Cuando un novelista describe una matanza de miles de personas como consecuencia de la irrupción de una compañía bananera en los maridajes con el poder, como es el caso de los coletazos contra la multitud masacrada en la novela del colombiano recientemente muerto, la descripción no hace sino reproducir las imágenes de una realidad imaginada o en el mejor de los casos invocada, y si no hay en esa realidad ni una sola gota de sangre, sí hay un eco de hechos reales. La realidad real impresiona más en tanto se vuelve materia de la realidad irreal; el arte.
Sin embargo no falta el zafio cuya voluntad pretenda prohibir la circulación de una denuncia como esa, ni tampoco la del oportunista cuya perspicacia lo haga imaginar en el texto un mensaje subliminal en contra de tal o cual gobierno. En otros casos, cuando hay un texto sin intenciones de figuración, como es el caso del libro de Elena Poniatowska sobre la noche de Tlatelolco (obra sin ficción aun cuando tenga errores), el tomo se guarda en la bóveda de los libros donde dejan su legado en el banco de la letra los recipiendarios del Premio Cervantes, tal acaba de suceder con el premio a la narradora mexicana. En buena hora.
No sabemos sin embargo cuándo el escritor deja de ser un creador de fantasías y mundos imaginarios —personas de voz y espíritu alejadas del hueso y la carne—, para convertirse en un pontífice entre la realidad y la imaginación.

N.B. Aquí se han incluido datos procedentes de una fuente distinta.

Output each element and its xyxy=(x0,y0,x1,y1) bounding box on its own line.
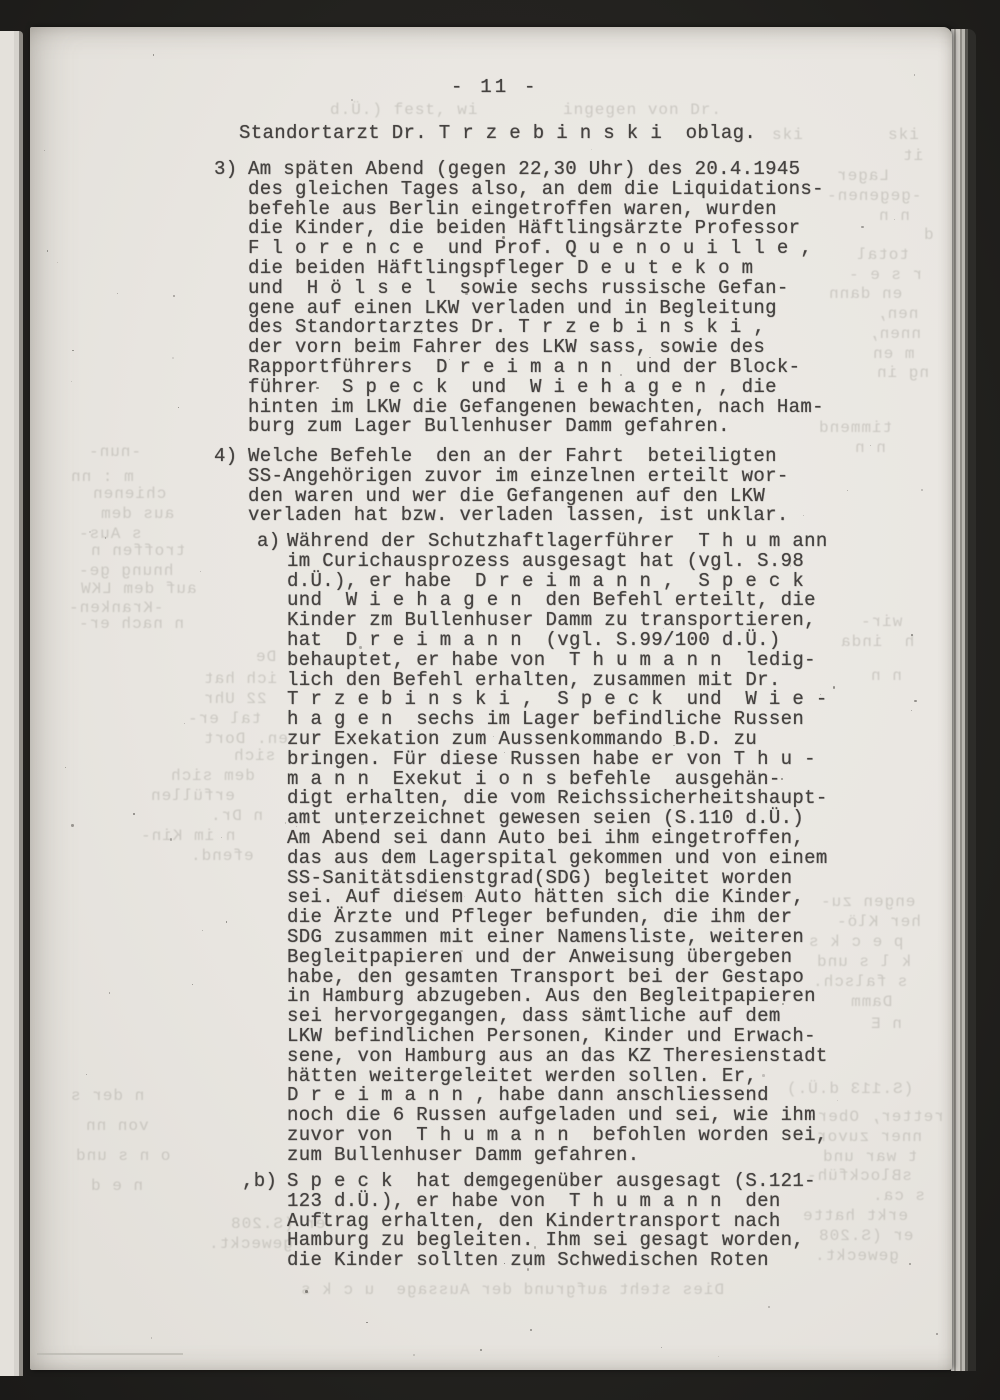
text-line: des gleichen Tages also, an dem die Liqu… xyxy=(248,180,824,200)
text-line: die Ärzte und Pfleger befunden, die ihm … xyxy=(287,908,828,928)
text-line: Rapportführers D r e i m a n n und der B… xyxy=(248,358,824,378)
text-line: zuvor von T h u m a n n befohlen worden … xyxy=(287,1126,828,1146)
text-line: 123 d.Ü.), er habe von T h u m a n n den xyxy=(287,1192,816,1212)
text-line: S p e c k hat demgegenüber ausgesagt (S.… xyxy=(287,1172,816,1192)
paragraph-subitem-a: Während der Schutzhaftlagerführer T h u … xyxy=(287,532,828,1166)
text-line: F l o r e n c e und Prof. Q u e n o u i … xyxy=(248,239,824,259)
text-line: behauptet, er habe von T h u m a n n led… xyxy=(287,651,828,671)
page-number: - 11 - xyxy=(451,78,539,98)
item-3-marker: 3) xyxy=(214,160,238,180)
subitem-b-marker: ,b) xyxy=(242,1172,277,1192)
typewritten-text-layer: - 11 - Standortarzt Dr. T r z e b i n s … xyxy=(30,27,952,1370)
text-line: der vorn beim Fahrer des LKW sass, sowie… xyxy=(248,338,824,358)
text-line: sene, von Hamburg aus an das KZ Theresie… xyxy=(287,1047,828,1067)
text-line: noch die 6 Russen aufgeladen und sei, wi… xyxy=(287,1106,828,1126)
text-line: führer S p e c k und W i e h a g e n , d… xyxy=(248,378,824,398)
text-line: im Curichausprozess ausgesagt hat (vgl. … xyxy=(287,552,828,572)
subitem-a-marker: a) xyxy=(257,532,281,552)
underlying-page-edge xyxy=(0,31,23,1376)
text-line: die beiden Häftlingspfleger D e u t e k … xyxy=(248,259,824,279)
text-line: und H ö l s e l sowie sechs russische Ge… xyxy=(248,279,824,299)
text-line: Begleitpapieren und der Anweisung überge… xyxy=(287,948,828,968)
paragraph-item-4: Welche Befehle den an der Fahrt beteilig… xyxy=(248,447,789,526)
page-stack-edges xyxy=(951,29,976,1371)
intro-line: Standortarzt Dr. T r z e b i n s k i obl… xyxy=(239,124,756,144)
text-line: SDG zusammen mit einer Namensliste, weit… xyxy=(287,928,828,948)
text-line: hat D r e i m a n n (vgl. S.99/100 d.Ü.) xyxy=(287,631,828,651)
document-page: d.Ü.) fest, wiingegen von Dr.skiskiitLag… xyxy=(30,27,952,1370)
text-line: das aus dem Lagerspital gekommen und von… xyxy=(287,849,828,869)
text-line: Am späten Abend (gegen 22,30 Uhr) des 20… xyxy=(248,160,824,180)
text-line: zum Bullenhuser Damm gefahren. xyxy=(287,1146,828,1166)
text-line: burg zum Lager Bullenhuser Damm gefahren… xyxy=(248,417,824,437)
text-line: verladen hat bzw. verladen lassen, ist u… xyxy=(248,506,789,526)
text-line: zur Exekation zum Aussenkommando B.D. zu xyxy=(287,730,828,750)
text-line: die Kinder sollten zum Schwedischen Rote… xyxy=(287,1251,816,1271)
text-line: Kinder zm Bullenhuser Damm zu transporti… xyxy=(287,611,828,631)
text-line: h a g e n sechs im Lager befindliche Rus… xyxy=(287,710,828,730)
text-line: Am Abend sei dann Auto bei ihm eingetrof… xyxy=(287,829,828,849)
paragraph-item-3: Am späten Abend (gegen 22,30 Uhr) des 20… xyxy=(248,160,824,437)
text-line: SS-Angehörigen zuvor im einzelnen erteil… xyxy=(248,467,789,487)
text-line: amt unterzeichnet gewesen seien (S.110 d… xyxy=(287,809,828,829)
text-line: Welche Befehle den an der Fahrt beteilig… xyxy=(248,447,789,467)
text-line: sei hervorgegangen, dass sämtliche auf d… xyxy=(287,1007,828,1027)
text-line: LKW befindlichen Personen, Kinder und Er… xyxy=(287,1027,828,1047)
item-4-marker: 4) xyxy=(214,447,238,467)
text-line: Während der Schutzhaftlagerführer T h u … xyxy=(287,532,828,552)
text-line: bringen. Für diese Russen habe er von T … xyxy=(287,750,828,770)
paragraph-subitem-b: S p e c k hat demgegenüber ausgesagt (S.… xyxy=(287,1172,816,1271)
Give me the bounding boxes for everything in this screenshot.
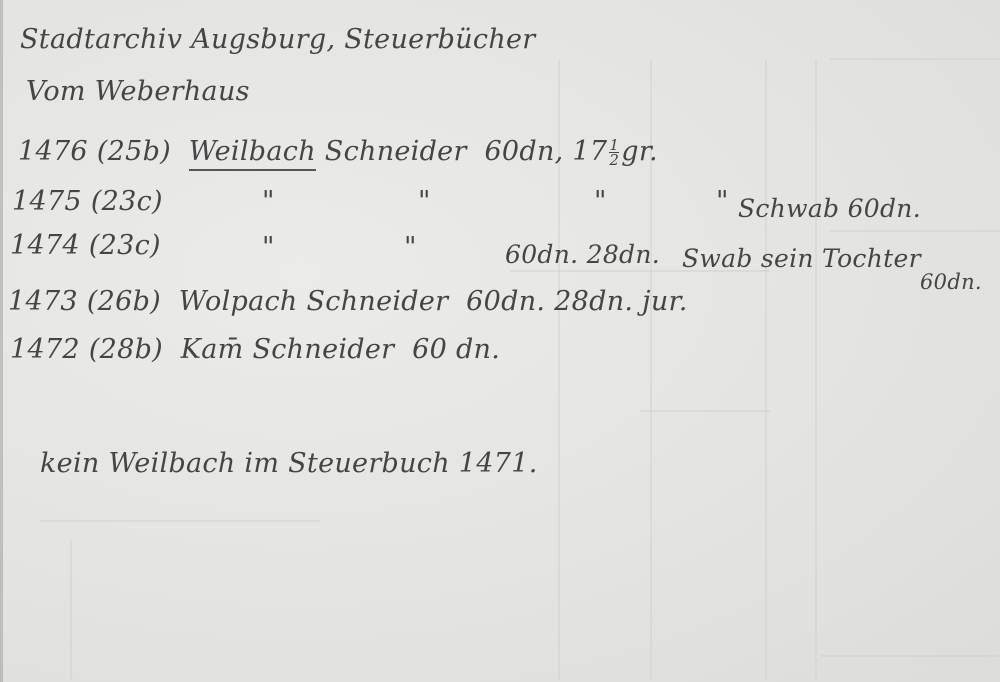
archive-note-card: Stadtarchiv Augsburg, Steuerbücher Vom W… xyxy=(0,0,1000,682)
header-line-2: Vom Weberhaus xyxy=(26,76,250,107)
entry-amount: 60dn. 28dn. jur. xyxy=(466,286,687,317)
entry-year: 1474 xyxy=(10,230,80,261)
entry-year: 1475 xyxy=(12,186,82,217)
ghost-rule xyxy=(70,540,72,680)
ghost-rule xyxy=(820,655,1000,657)
entry-note: Swab sein Tochter xyxy=(682,244,921,273)
entry-unit: gr. xyxy=(621,136,658,167)
entry-year: 1476 xyxy=(18,136,88,167)
ditto-mark: " xyxy=(262,186,275,217)
fraction: 12 xyxy=(609,138,619,167)
entry-1472: 1472 (28b) Kam̄ Schneider 60 dn. xyxy=(10,334,500,365)
entry-note-amount: 60dn. xyxy=(920,270,982,294)
entry-note: Schwab 60dn. xyxy=(738,194,921,223)
ghost-rule xyxy=(830,58,1000,60)
ditto-mark: " xyxy=(418,186,431,217)
entry-ref: (25b) xyxy=(97,136,171,167)
ditto-mark: " xyxy=(404,232,417,263)
ghost-rule xyxy=(40,520,320,522)
entry-ref: (23c) xyxy=(91,186,163,217)
entry-amount: 60 dn. xyxy=(412,334,500,365)
entry-1474: 1474 (23c) xyxy=(10,230,161,261)
entry-name: Kam̄ xyxy=(181,334,244,365)
entry-ref: (26b) xyxy=(87,286,161,317)
header-line-1: Stadtarchiv Augsburg, Steuerbücher xyxy=(20,24,536,55)
entry-amount: 60dn. 28dn. xyxy=(505,240,660,269)
ditto-mark: " xyxy=(594,186,607,217)
ditto-mark: " xyxy=(716,186,729,217)
footer-note: kein Weilbach im Steuerbuch 1471. xyxy=(40,448,538,479)
entry-ref: (28b) xyxy=(89,334,163,365)
entry-trade: Schneider xyxy=(325,136,467,167)
ghost-rule xyxy=(815,60,817,680)
entry-trade: Schneider xyxy=(252,334,394,365)
ghost-rule xyxy=(765,60,767,680)
card-edge xyxy=(0,0,3,682)
entry-amount: 60dn, 17 xyxy=(484,136,607,167)
entry-1473: 1473 (26b) Wolpach Schneider 60dn. 28dn.… xyxy=(8,286,688,317)
entry-1476: 1476 (25b) Weilbach Schneider 60dn, 1712… xyxy=(18,136,658,167)
ditto-mark: " xyxy=(262,232,275,263)
entry-1475: 1475 (23c) xyxy=(12,186,163,217)
entry-ref: (23c) xyxy=(89,230,161,261)
ghost-rule xyxy=(640,410,770,412)
entry-name: Wolpach xyxy=(179,286,298,317)
entry-year: 1473 xyxy=(8,286,78,317)
entry-year: 1472 xyxy=(10,334,80,365)
entry-name: Weilbach xyxy=(189,136,316,171)
ghost-rule xyxy=(830,230,1000,232)
entry-trade: Schneider xyxy=(307,286,449,317)
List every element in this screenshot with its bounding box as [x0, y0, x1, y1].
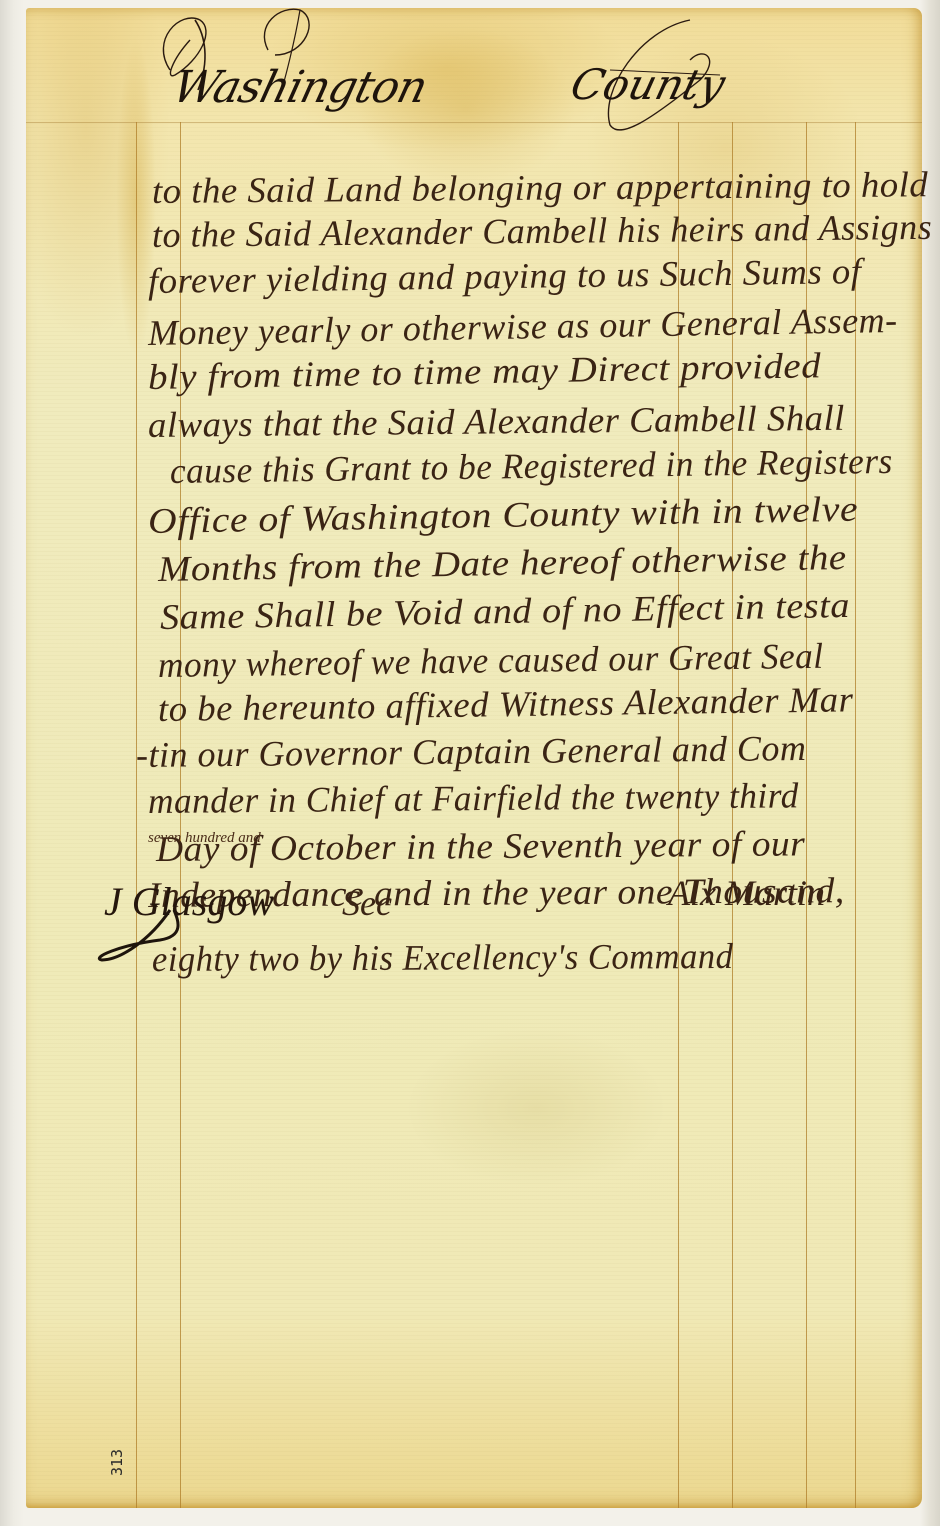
governor-signature: Alx Martin	[668, 872, 825, 914]
text-line: mander in Chief at Fairfield the twenty …	[148, 774, 799, 824]
heading-county-name: Washington	[168, 62, 432, 113]
foxing-stain	[406, 1028, 666, 1188]
interlinear-insertion: seven hundred and	[148, 830, 261, 847]
secretary-signature: J Glasgow	[104, 878, 274, 925]
header-rule-line	[26, 122, 922, 123]
folio-number: 313	[108, 1449, 126, 1476]
text-line: -tin our Governor Captain General and Co…	[136, 727, 807, 778]
secretary-title: Sec	[342, 882, 392, 924]
heading-county-label: County	[566, 60, 730, 109]
text-line: eighty two by his Excellency's Command	[152, 935, 734, 982]
text-line: always that the Said Alexander Cambell S…	[148, 397, 845, 448]
margin-rule-line	[136, 122, 137, 1508]
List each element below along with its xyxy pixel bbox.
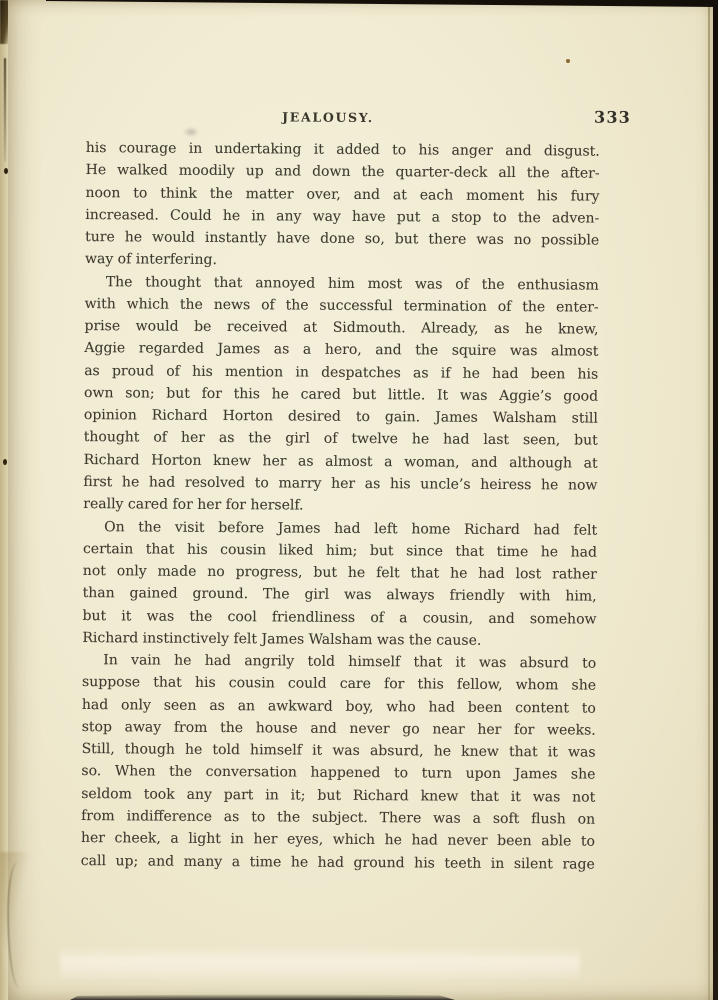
text-line: Aggie regarded James as a hero, and the … <box>84 337 598 363</box>
fore-edge-line <box>708 0 710 1000</box>
text-line: suppose that his cousin could care for t… <box>82 671 596 697</box>
text-line: call up; and many a time he had ground h… <box>81 850 595 876</box>
text-line: way of interfering. <box>85 248 599 274</box>
text-line: than gained ground. The girl was always … <box>83 582 597 608</box>
text-line: her cheek, a light in her eyes, which he… <box>81 827 595 853</box>
page-content: JEALOUSY. 333 his courage in undertaking… <box>2 0 716 1000</box>
text-line: noon to think the matter over, and at ea… <box>85 182 599 208</box>
text-line: so. When the conversation happened to tu… <box>81 760 595 786</box>
text-line: really cared for her for herself. <box>83 493 597 519</box>
text-line: He walked moodily up and down the quarte… <box>86 159 600 185</box>
ink-speck <box>566 59 570 63</box>
right-background-shadow <box>713 0 718 1000</box>
book-page: JEALOUSY. 333 his courage in undertaking… <box>8 0 715 1000</box>
body-text: his courage in undertaking it added to h… <box>81 137 600 875</box>
page-edge-crease <box>4 58 6 162</box>
page-number: 333 <box>594 108 631 127</box>
smudge-mark <box>183 127 199 137</box>
scanned-book-photo: JEALOUSY. 333 his courage in undertaking… <box>0 0 718 1000</box>
text-line: On the visit before James had left home … <box>83 516 597 542</box>
text-line: thought of her as the girl of twelve he … <box>84 427 598 453</box>
chapter-title: JEALOUSY. <box>71 108 585 127</box>
scan-glare-band <box>60 946 580 982</box>
running-head: JEALOUSY. 333 <box>86 108 600 132</box>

Y no hablo solo de la simbiosis de aprovechamientos mutuos una de cuyas peores historias —por ejemplo— fue la de Stalin con Máximo Gorki a quien encarceló tras la muralla de su propia vanidad o Salvador Díaz Mirón y sus loas repugnantes a Victoriano Huerta, figura cuyo papel ya ha sido ahora analizado con motivo del Centenario de la invasión yanqui del 14 de la cual hemos escrito ya sobradamente en estos días.
Los escritores se convierten en Papas de la opinión pública. Son venerados y en muchos casos idolatrados. Hoy no hay mexicano con noción (o ficción) de su propia importancia en cuya historia personal no haya una anécdota con GGM. Sus firmas en la página blanca al arranque del libro, son atesoradas como talismanes y de la fotografía con él se hacen alardes infinitos.
—Aquí estábamos en… aquí fue cuando lo entrevisté… aquí me está firmando un libro…
Quizá sea una perogrullada pero más allá de la importancia social, a mi modo de ver la verdadera trascendencia de un escritor, un novelista o un poeta está en hacernos felices con el estímulo de nuestra imaginación, con el aliento de la sensibilidad, con el empuje de brisa en la barca del pensamiento; el impulso a la capacidad de soñar y quizá ejercitar ese maravilloso invento de los humanos: creernos felices, no importa cuanto tiempo dure la dicha.
A veces las palabras nos llevan al paraíso. A veces nos llevan al infierno. Pero en ambos casos —y no hablo del Dante, ya sería mucho y demasiado—, un hombre de letras nos lleva de la mano a un mundo donde nos sentimos mejor y al cual podemos volver con la magia de los ojos.